Dans la cité capitale par exemple, c’est après moults tractations, intimidations et sommation de respecter la discipline du parti que Saint Eloi Bidoung, et Jean Marie Abouna, se sont retirés. Laissant la voie libre à Luc Messi Atangana, qui a finalement été élu avec 196 voix sur 296 votants, 3 abstentions et 98 bulletins nul. Pour ce qui est de Douala, le fait a été tellement flagrant qu’après deux jours de difficile et dures tractations, en dépit des contestations des conseillers du RDPC qui un moment donné ont brandi la menace de voter en faveur du candidat de l’opposition Jean Jacques Ekindi, Roger Mbassa Ndine, a finalement été élu. Mais personne n’étant dupe, on s’est vite rendu compte que le président de la section RDPC wouri1 et maire de la commune de Douala 1er jean jacques Lengue  Malapa a été contraint d’abandonner la partie grâce à la « médiation » du chef de la délégation permanente régionale du parti pour le Littoral, Laurent Esso, et du mandataire du parti, Benoît Ndong Soumhet.

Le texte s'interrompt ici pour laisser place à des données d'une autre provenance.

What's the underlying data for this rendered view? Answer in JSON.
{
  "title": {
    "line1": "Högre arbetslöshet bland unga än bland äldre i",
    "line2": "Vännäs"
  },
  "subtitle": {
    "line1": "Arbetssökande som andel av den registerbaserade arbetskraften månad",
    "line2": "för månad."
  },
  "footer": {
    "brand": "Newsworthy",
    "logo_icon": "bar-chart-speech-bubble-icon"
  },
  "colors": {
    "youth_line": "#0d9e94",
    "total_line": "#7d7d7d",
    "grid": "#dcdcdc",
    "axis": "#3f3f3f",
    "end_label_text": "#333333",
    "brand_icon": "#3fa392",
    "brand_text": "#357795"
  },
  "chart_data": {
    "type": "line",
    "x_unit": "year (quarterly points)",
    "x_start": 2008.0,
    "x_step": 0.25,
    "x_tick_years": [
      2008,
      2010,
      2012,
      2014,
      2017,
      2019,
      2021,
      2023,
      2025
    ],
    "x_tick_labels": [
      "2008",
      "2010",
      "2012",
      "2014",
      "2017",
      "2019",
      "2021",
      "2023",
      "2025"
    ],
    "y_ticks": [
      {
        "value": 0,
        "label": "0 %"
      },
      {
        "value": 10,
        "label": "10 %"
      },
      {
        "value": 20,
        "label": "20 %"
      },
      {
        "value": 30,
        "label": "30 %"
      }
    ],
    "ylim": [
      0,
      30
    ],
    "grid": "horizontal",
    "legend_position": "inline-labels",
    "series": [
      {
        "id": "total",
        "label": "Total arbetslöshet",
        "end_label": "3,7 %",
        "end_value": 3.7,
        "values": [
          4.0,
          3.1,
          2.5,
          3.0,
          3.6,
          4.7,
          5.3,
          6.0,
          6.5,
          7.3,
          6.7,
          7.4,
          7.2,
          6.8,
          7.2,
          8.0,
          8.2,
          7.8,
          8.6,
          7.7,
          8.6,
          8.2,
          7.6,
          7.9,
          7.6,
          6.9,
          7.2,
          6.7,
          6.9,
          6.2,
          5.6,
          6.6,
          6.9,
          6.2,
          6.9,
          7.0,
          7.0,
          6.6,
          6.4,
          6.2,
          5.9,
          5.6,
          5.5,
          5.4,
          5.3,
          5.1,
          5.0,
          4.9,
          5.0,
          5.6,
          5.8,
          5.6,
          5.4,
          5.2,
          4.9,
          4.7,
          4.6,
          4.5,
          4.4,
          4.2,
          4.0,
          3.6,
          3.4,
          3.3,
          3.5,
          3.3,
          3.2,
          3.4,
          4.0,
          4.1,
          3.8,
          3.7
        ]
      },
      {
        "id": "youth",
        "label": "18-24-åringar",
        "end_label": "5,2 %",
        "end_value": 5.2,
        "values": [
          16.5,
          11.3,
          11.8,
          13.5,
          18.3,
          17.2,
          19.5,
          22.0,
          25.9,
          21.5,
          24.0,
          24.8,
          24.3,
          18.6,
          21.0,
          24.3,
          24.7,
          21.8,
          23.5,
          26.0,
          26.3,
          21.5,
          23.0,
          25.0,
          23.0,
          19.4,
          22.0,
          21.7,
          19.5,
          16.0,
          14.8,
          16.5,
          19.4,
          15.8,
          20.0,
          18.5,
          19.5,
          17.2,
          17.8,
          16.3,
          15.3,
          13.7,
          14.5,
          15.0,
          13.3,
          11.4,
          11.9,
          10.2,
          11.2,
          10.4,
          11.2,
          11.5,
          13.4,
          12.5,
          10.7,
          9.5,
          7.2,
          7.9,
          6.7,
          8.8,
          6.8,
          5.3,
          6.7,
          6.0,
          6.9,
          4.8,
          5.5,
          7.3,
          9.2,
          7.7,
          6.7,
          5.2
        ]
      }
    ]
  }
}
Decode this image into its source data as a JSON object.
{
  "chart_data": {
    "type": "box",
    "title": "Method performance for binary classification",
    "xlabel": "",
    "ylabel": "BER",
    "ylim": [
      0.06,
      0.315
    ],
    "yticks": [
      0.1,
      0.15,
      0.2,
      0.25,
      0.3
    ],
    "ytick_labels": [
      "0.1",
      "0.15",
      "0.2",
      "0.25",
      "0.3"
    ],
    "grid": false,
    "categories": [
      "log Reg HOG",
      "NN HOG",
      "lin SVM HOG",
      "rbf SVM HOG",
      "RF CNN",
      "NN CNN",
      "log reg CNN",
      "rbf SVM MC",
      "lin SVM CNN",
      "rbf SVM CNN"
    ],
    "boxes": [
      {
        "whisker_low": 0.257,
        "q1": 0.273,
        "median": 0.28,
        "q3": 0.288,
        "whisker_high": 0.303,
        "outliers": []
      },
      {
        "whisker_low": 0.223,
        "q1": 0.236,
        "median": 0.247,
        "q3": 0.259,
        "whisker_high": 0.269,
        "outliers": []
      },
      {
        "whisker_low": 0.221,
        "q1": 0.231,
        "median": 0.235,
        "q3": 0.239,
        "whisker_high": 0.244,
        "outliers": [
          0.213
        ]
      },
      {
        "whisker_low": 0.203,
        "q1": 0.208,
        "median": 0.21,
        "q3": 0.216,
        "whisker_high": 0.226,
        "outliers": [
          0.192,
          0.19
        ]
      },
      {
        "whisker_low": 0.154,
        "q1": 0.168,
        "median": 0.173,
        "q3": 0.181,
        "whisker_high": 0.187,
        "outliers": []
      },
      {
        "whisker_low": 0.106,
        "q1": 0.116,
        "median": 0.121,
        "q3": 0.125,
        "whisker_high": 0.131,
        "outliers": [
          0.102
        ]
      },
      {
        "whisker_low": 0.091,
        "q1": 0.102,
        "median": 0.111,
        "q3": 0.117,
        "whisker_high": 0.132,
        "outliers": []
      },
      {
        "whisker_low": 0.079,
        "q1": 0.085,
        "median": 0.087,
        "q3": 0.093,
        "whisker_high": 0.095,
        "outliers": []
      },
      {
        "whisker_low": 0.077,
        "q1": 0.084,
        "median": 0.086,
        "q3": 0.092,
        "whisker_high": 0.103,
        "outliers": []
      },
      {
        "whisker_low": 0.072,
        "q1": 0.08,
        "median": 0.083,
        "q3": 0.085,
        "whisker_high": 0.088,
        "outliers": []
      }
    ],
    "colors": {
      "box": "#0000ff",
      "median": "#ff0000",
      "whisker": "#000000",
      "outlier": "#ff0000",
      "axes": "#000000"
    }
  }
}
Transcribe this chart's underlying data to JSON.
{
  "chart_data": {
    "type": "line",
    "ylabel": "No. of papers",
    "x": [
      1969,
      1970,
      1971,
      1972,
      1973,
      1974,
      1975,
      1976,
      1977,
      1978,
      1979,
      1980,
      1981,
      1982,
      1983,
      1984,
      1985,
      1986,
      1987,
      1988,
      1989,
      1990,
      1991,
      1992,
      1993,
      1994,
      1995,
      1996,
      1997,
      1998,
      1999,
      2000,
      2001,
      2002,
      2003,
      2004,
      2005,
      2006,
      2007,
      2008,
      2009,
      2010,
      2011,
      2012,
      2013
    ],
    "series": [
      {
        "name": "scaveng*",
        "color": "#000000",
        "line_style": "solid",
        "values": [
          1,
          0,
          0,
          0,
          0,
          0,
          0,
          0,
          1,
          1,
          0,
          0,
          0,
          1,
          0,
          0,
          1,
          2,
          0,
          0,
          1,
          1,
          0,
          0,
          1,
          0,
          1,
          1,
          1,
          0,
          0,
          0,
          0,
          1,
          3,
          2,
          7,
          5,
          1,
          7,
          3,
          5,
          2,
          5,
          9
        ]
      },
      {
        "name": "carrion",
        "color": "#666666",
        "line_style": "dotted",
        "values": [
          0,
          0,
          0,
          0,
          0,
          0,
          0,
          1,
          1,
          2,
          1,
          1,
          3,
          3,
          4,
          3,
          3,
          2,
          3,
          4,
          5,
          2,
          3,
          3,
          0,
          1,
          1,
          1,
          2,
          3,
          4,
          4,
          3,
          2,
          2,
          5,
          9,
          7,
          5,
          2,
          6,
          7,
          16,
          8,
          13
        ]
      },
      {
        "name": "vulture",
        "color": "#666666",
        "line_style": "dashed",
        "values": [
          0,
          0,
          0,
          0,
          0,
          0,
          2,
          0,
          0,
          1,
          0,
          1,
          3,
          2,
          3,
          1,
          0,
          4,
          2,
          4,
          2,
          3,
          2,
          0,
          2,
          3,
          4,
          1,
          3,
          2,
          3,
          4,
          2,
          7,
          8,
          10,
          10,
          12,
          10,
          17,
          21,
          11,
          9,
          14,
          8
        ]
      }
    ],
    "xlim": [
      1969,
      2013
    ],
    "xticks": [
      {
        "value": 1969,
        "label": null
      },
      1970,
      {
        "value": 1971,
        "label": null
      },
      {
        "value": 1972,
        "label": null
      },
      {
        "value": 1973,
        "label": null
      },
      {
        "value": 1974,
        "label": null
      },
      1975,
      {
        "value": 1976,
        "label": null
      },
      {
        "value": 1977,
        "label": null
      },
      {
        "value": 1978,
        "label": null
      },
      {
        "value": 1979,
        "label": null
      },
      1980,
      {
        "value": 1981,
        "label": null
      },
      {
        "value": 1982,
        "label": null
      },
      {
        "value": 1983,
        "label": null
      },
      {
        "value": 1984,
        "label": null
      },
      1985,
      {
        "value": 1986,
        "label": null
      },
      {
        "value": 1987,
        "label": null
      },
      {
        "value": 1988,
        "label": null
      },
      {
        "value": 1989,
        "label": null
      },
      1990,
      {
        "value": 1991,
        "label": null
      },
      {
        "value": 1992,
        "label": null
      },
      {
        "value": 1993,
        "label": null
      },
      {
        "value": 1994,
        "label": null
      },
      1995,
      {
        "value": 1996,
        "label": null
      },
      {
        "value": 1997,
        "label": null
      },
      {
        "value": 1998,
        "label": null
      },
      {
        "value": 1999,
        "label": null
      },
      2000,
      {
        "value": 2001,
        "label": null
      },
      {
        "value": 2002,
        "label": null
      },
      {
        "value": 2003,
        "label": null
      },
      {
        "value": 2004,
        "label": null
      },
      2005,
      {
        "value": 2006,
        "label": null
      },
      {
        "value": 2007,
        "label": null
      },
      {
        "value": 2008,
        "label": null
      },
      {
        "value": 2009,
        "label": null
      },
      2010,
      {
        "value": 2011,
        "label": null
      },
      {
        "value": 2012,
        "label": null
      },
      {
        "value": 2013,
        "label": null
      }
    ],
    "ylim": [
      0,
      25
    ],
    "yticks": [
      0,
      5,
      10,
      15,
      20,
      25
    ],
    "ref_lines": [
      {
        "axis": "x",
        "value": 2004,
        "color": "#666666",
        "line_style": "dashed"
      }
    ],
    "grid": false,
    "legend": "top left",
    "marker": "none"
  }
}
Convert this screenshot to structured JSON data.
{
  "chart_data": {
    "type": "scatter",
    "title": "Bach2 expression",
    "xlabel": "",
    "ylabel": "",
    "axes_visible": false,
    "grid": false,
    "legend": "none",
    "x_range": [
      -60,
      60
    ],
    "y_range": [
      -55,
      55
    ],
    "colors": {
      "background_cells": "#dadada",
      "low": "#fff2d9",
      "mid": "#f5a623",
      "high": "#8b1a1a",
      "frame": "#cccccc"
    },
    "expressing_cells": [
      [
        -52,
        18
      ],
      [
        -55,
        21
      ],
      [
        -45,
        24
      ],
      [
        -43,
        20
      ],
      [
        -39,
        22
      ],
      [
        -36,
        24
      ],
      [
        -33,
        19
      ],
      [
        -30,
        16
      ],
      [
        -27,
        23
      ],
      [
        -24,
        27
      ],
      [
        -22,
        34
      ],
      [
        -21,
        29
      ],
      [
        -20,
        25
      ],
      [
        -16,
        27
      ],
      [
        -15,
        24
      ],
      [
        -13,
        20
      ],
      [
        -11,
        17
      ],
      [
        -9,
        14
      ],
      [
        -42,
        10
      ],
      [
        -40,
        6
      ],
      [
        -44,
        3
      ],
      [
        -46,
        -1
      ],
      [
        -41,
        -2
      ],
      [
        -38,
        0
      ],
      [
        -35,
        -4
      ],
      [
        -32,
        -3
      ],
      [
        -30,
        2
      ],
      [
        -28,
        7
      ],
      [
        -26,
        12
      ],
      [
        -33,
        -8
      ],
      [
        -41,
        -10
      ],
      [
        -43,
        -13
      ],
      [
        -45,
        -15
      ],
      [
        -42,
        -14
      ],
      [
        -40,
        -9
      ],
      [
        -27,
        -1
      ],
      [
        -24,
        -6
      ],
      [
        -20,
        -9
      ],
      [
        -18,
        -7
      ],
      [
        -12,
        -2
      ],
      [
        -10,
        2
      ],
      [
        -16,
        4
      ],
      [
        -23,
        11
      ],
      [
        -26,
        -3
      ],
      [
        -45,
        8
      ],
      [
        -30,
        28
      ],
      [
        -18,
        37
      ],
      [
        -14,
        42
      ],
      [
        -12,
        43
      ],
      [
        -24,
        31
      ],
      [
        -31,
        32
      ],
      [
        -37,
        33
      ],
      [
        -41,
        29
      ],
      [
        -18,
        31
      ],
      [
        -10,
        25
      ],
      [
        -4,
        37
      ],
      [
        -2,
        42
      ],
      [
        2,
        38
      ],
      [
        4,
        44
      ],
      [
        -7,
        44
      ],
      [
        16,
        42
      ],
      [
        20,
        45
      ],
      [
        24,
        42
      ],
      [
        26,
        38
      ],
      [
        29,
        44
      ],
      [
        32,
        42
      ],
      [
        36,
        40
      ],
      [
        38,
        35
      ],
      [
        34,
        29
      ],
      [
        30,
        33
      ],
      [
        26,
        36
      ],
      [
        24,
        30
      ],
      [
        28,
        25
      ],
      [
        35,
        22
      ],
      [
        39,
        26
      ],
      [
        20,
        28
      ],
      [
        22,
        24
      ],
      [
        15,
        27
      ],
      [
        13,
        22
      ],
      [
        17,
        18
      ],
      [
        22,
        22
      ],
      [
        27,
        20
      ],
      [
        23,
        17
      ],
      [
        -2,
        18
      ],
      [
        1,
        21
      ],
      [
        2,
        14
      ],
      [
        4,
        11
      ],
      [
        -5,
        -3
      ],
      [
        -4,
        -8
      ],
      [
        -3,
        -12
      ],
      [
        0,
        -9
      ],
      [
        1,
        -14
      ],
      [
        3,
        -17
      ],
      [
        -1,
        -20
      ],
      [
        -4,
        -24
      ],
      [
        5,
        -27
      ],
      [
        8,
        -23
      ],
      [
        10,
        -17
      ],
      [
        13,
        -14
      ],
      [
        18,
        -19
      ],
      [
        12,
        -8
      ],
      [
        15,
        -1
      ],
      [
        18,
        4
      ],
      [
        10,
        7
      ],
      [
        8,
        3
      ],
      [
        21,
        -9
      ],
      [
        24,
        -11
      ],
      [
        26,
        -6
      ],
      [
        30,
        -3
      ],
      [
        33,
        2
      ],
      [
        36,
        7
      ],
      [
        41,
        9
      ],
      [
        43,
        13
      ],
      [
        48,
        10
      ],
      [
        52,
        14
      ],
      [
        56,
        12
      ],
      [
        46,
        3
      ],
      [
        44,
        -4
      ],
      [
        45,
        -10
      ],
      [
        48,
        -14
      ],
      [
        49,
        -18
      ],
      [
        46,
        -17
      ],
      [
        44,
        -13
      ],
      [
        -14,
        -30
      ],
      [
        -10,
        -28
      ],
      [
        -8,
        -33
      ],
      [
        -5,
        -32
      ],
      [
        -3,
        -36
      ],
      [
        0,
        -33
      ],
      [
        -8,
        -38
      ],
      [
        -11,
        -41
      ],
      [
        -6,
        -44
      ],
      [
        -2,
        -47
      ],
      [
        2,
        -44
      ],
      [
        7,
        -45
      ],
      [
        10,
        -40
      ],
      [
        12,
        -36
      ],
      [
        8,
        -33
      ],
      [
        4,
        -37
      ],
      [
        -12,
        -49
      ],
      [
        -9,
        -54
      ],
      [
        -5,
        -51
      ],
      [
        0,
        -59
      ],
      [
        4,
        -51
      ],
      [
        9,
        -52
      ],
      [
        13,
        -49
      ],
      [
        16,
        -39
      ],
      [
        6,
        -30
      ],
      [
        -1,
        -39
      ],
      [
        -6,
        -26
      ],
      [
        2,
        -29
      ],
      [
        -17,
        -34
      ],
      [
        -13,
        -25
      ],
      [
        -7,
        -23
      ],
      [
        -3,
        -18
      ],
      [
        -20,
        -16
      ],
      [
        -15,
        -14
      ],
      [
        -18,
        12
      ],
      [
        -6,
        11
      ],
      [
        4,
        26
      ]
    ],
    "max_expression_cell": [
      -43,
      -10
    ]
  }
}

Au regard de ce qui précède, les super maires qui présideront aux destinées de leurs communautés respectives pour les cinq prochaines années sont pour la plupart contestés par la base du parti qui les a investis. Car, proposés par les caciques du parti qui profitent pour faire copter leurs amis. « La question qui se pose est donc de savoir de qui se moque-t-on ? N’a-t-on pas dit et annoncé à grande pompe que les délégués du gouvernement, appelé aujourd’hui maires de villes ne seront plus nommés mais élus. D’où sort-il que des mandataires du RDPC viennent avec les noms à imposer aux conseillers municipaux. Où se trouve la démocratie à ce niveau », a indiqué sous anonymat, un conseiller municipal contraint à retirer sa candidature à Yaoundé. Avant d’ajouter, « ces parodies d’élections sont en fait une autre forme de nomination dans notre formation politique ». Entre conciliabules, intimidations, sommations ou respect de la discipline du parti, les caciques du RDPC ont donc par ces faits torpillé la démocratie dans leur formation politique. Ramant à contre-courant des instructions du président national du parti au flambeau ardent. C’est dire qu’au Cameroun nous avons encore du chemin à parcourir en termes de démocratie, et la sortie de l’auberge n’est pas pour bientôt.